Every year, deadlines imposed on promoters increase, and the risks of penalties decrease. The reasons are numerous. The lack of visibility of disabled people in the public sphere is a huge one. Decisions are indeed made by men who are little or not concerned about the issue. The fact that there are few or no voices in artistic, audiovisual, or economic circles is a significant problem.
Sportsmen and women with disabilities are important actors of change. For years, we have worked hard to challenge procedures at Paris airports, shouting out whenever necessary, explaining, denouncing. We have left crazy energy in the air. Today, voices are rising. My best mate, Michael Jérémiasz, has been waved in his wheelchair by the crowd at a music festival in France. He is also commenting sports on T.V. every Saturday afternoons, and he is raising awareness in media and politics big time. That comforts me, of course, to think that we are heading the right way. Plus, the 2024 Olympics and Paralympics will be a tremendous accelerator of integration and social inclusion.

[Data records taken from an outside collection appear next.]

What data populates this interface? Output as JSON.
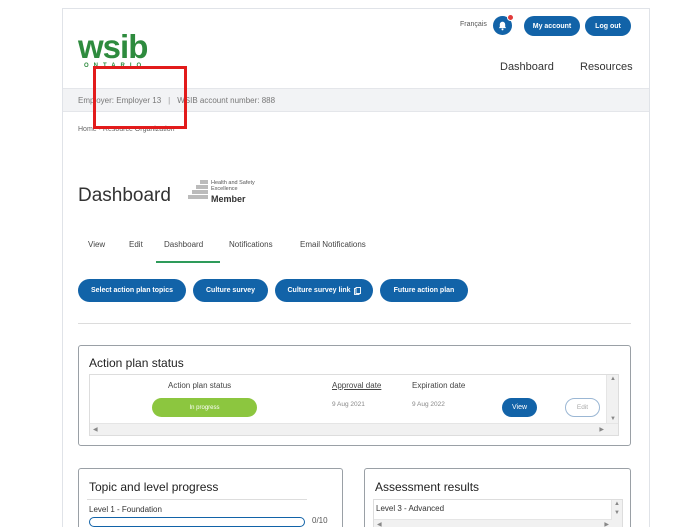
{
  "header": {
    "logo_text": "wsib",
    "logo_sub": "ONTARIO",
    "language": "Français",
    "my_account": "My account",
    "logout": "Log out"
  },
  "nav": {
    "dashboard": "Dashboard",
    "resources": "Resources"
  },
  "account_bar": {
    "employer": "Employer: Employer 13",
    "separator": "|",
    "account_number": "WSIB account number: 888"
  },
  "breadcrumb": "Home · Resource Organization",
  "page": {
    "title": "Dashboard",
    "badge_line1": "Health and Safety",
    "badge_line2": "Excellence",
    "badge_member": "Member"
  },
  "tabs": [
    {
      "label": "View"
    },
    {
      "label": "Edit"
    },
    {
      "label": "Dashboard"
    },
    {
      "label": "Notifications"
    },
    {
      "label": "Email Notifications"
    }
  ],
  "actions": [
    {
      "label": "Select action plan topics"
    },
    {
      "label": "Culture survey"
    },
    {
      "label": "Culture survey link"
    },
    {
      "label": "Future action plan"
    }
  ],
  "action_plan": {
    "title": "Action plan status",
    "col_status": "Action plan status",
    "col_approval": "Approval date",
    "col_expiration": "Expiration date",
    "status": "In progress",
    "approval_date": "9 Aug 2021",
    "expiration_date": "9 Aug 2022",
    "view_label": "View",
    "edit_label": "Edit"
  },
  "topic_progress": {
    "title": "Topic and level progress",
    "level": "Level 1 - Foundation",
    "count": "0/10",
    "progress": 0
  },
  "assessment": {
    "title": "Assessment results",
    "level": "Level 3 - Advanced"
  },
  "colors": {
    "brand_green": "#2e8b3e",
    "primary_blue": "#1263a8",
    "status_green": "#8cc63f",
    "annotation_red": "#e21b1b"
  }
}
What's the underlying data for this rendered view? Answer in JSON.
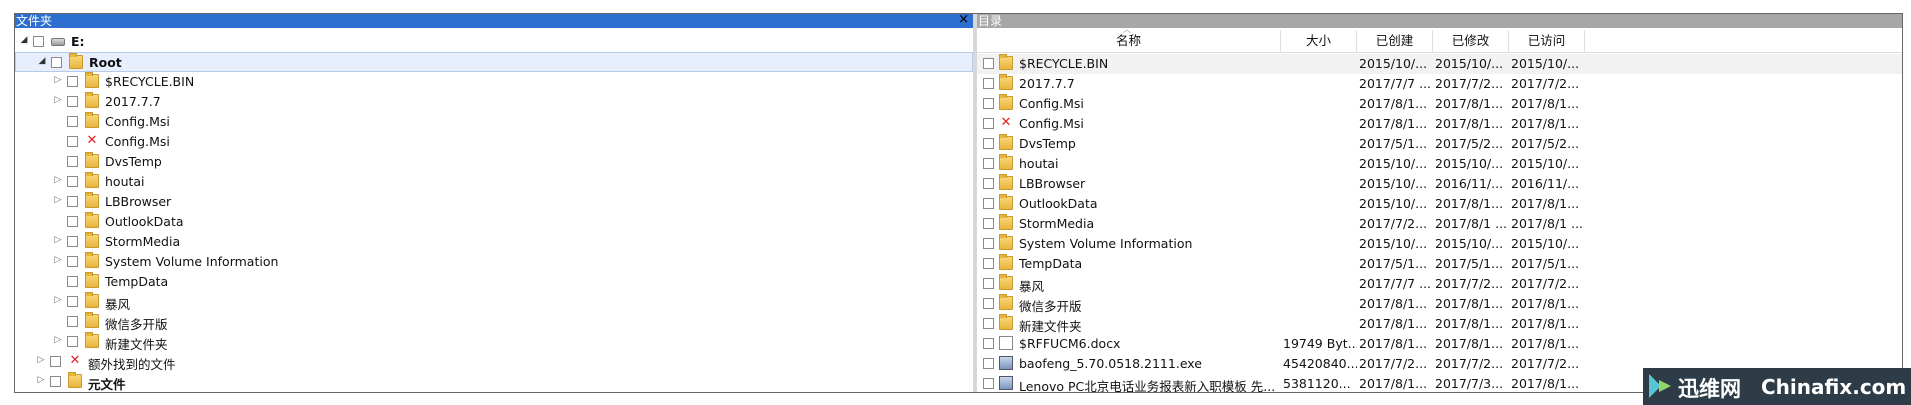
{
  "left": {
    "title": "文件夹",
    "close": "×",
    "tree": [
      {
        "indent": 0,
        "arrow": "◢",
        "check": true,
        "icon": "drive-icon",
        "label": "E:",
        "bold": true
      },
      {
        "indent": 1,
        "arrow": "◢",
        "check": true,
        "icon": "folder-icon",
        "label": "Root",
        "bold": true,
        "selected": true
      },
      {
        "indent": 2,
        "arrow": "▷",
        "check": true,
        "icon": "folder-icon",
        "label": "$RECYCLE.BIN"
      },
      {
        "indent": 2,
        "arrow": "▷",
        "check": true,
        "icon": "folder-icon",
        "label": "2017.7.7"
      },
      {
        "indent": 2,
        "arrow": "",
        "check": true,
        "icon": "folder-icon",
        "label": "Config.Msi"
      },
      {
        "indent": 2,
        "arrow": "",
        "check": true,
        "icon": "deleted-icon",
        "label": "Config.Msi"
      },
      {
        "indent": 2,
        "arrow": "",
        "check": true,
        "icon": "folder-icon",
        "label": "DvsTemp"
      },
      {
        "indent": 2,
        "arrow": "▷",
        "check": true,
        "icon": "folder-icon",
        "label": "houtai"
      },
      {
        "indent": 2,
        "arrow": "▷",
        "check": true,
        "icon": "folder-icon",
        "label": "LBBrowser"
      },
      {
        "indent": 2,
        "arrow": "",
        "check": true,
        "icon": "folder-icon",
        "label": "OutlookData"
      },
      {
        "indent": 2,
        "arrow": "▷",
        "check": true,
        "icon": "folder-icon",
        "label": "StormMedia"
      },
      {
        "indent": 2,
        "arrow": "▷",
        "check": true,
        "icon": "folder-icon",
        "label": "System Volume Information"
      },
      {
        "indent": 2,
        "arrow": "",
        "check": true,
        "icon": "folder-icon",
        "label": "TempData"
      },
      {
        "indent": 2,
        "arrow": "▷",
        "check": true,
        "icon": "folder-icon",
        "label": "暴风"
      },
      {
        "indent": 2,
        "arrow": "",
        "check": true,
        "icon": "folder-icon",
        "label": "微信多开版"
      },
      {
        "indent": 2,
        "arrow": "▷",
        "check": true,
        "icon": "folder-icon",
        "label": "新建文件夹"
      },
      {
        "indent": 1,
        "arrow": "▷",
        "check": true,
        "icon": "deleted-icon",
        "label": "额外找到的文件"
      },
      {
        "indent": 1,
        "arrow": "▷",
        "check": true,
        "icon": "folder-icon",
        "label": "元文件",
        "bold": true
      }
    ]
  },
  "right": {
    "title": "目录",
    "columns": [
      "名称",
      "大小",
      "已创建",
      "已修改",
      "已访问"
    ],
    "rows": [
      {
        "icon": "folder-icon",
        "name": "$RECYCLE.BIN",
        "size": "",
        "created": "2015/10/...",
        "modified": "2015/10/...",
        "accessed": "2015/10/...",
        "hover": true
      },
      {
        "icon": "folder-icon",
        "name": "2017.7.7",
        "size": "",
        "created": "2017/7/7 ...",
        "modified": "2017/7/2...",
        "accessed": "2017/7/2..."
      },
      {
        "icon": "folder-icon",
        "name": "Config.Msi",
        "size": "",
        "created": "2017/8/1...",
        "modified": "2017/8/1...",
        "accessed": "2017/8/1..."
      },
      {
        "icon": "deleted-icon",
        "name": "Config.Msi",
        "size": "",
        "created": "2017/8/1...",
        "modified": "2017/8/1...",
        "accessed": "2017/8/1..."
      },
      {
        "icon": "folder-icon",
        "name": "DvsTemp",
        "size": "",
        "created": "2017/5/1...",
        "modified": "2017/5/2...",
        "accessed": "2017/5/2..."
      },
      {
        "icon": "folder-icon",
        "name": "houtai",
        "size": "",
        "created": "2015/10/...",
        "modified": "2015/10/...",
        "accessed": "2015/10/..."
      },
      {
        "icon": "folder-icon",
        "name": "LBBrowser",
        "size": "",
        "created": "2015/10/...",
        "modified": "2016/11/...",
        "accessed": "2016/11/..."
      },
      {
        "icon": "folder-icon",
        "name": "OutlookData",
        "size": "",
        "created": "2015/10/...",
        "modified": "2017/8/1...",
        "accessed": "2017/8/1..."
      },
      {
        "icon": "folder-icon",
        "name": "StormMedia",
        "size": "",
        "created": "2017/7/2...",
        "modified": "2017/8/1 ...",
        "accessed": "2017/8/1 ..."
      },
      {
        "icon": "folder-icon",
        "name": "System Volume Information",
        "size": "",
        "created": "2015/10/...",
        "modified": "2015/10/...",
        "accessed": "2015/10/..."
      },
      {
        "icon": "folder-icon",
        "name": "TempData",
        "size": "",
        "created": "2017/5/1...",
        "modified": "2017/5/1...",
        "accessed": "2017/5/1..."
      },
      {
        "icon": "folder-icon",
        "name": "暴风",
        "size": "",
        "created": "2017/7/7 ...",
        "modified": "2017/7/2...",
        "accessed": "2017/7/2..."
      },
      {
        "icon": "folder-icon",
        "name": "微信多开版",
        "size": "",
        "created": "2017/8/1...",
        "modified": "2017/8/1...",
        "accessed": "2017/8/1..."
      },
      {
        "icon": "folder-icon",
        "name": "新建文件夹",
        "size": "",
        "created": "2017/8/1...",
        "modified": "2017/8/1...",
        "accessed": "2017/8/1..."
      },
      {
        "icon": "document-icon",
        "name": "$RFFUCM6.docx",
        "size": "19749 Byt...",
        "created": "2017/8/1...",
        "modified": "2017/8/1...",
        "accessed": "2017/8/1..."
      },
      {
        "icon": "exe-icon",
        "name": "baofeng_5.70.0518.2111.exe",
        "size": "45420840...",
        "created": "2017/7/2...",
        "modified": "2017/7/2...",
        "accessed": "2017/7/2..."
      },
      {
        "icon": "exe-icon",
        "name": "Lenovo PC北京电话业务报表新入职模板 先...",
        "size": "5381120...",
        "created": "2017/8/1...",
        "modified": "2017/7/3...",
        "accessed": "2017/8/1..."
      }
    ]
  },
  "watermark": {
    "cn": "迅维网",
    "en": "Chinafix.com"
  }
}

But the road is long and strewn with pitfalls, first and foremost, among which is a critical societal question: are disabled people, citizens like any other?
Answer yes to this question, and I should never again feel that I am treated like a toddler or a bulky old suitcase when I travel the world.
Answer yes, and I should never feel discriminated against in the blind and undifferentiated application of a supremacist principle of precaution.
The transformation of the way we regard people with disabilities is an absolute necessity, just as upgrading public infrastructure is essential to everyone’s freedom. Ignorance and simplicity shall never limit individual rights in any way.
Rarely have I been so happy to stroll freely under the sun of Santa Monica as I was last October.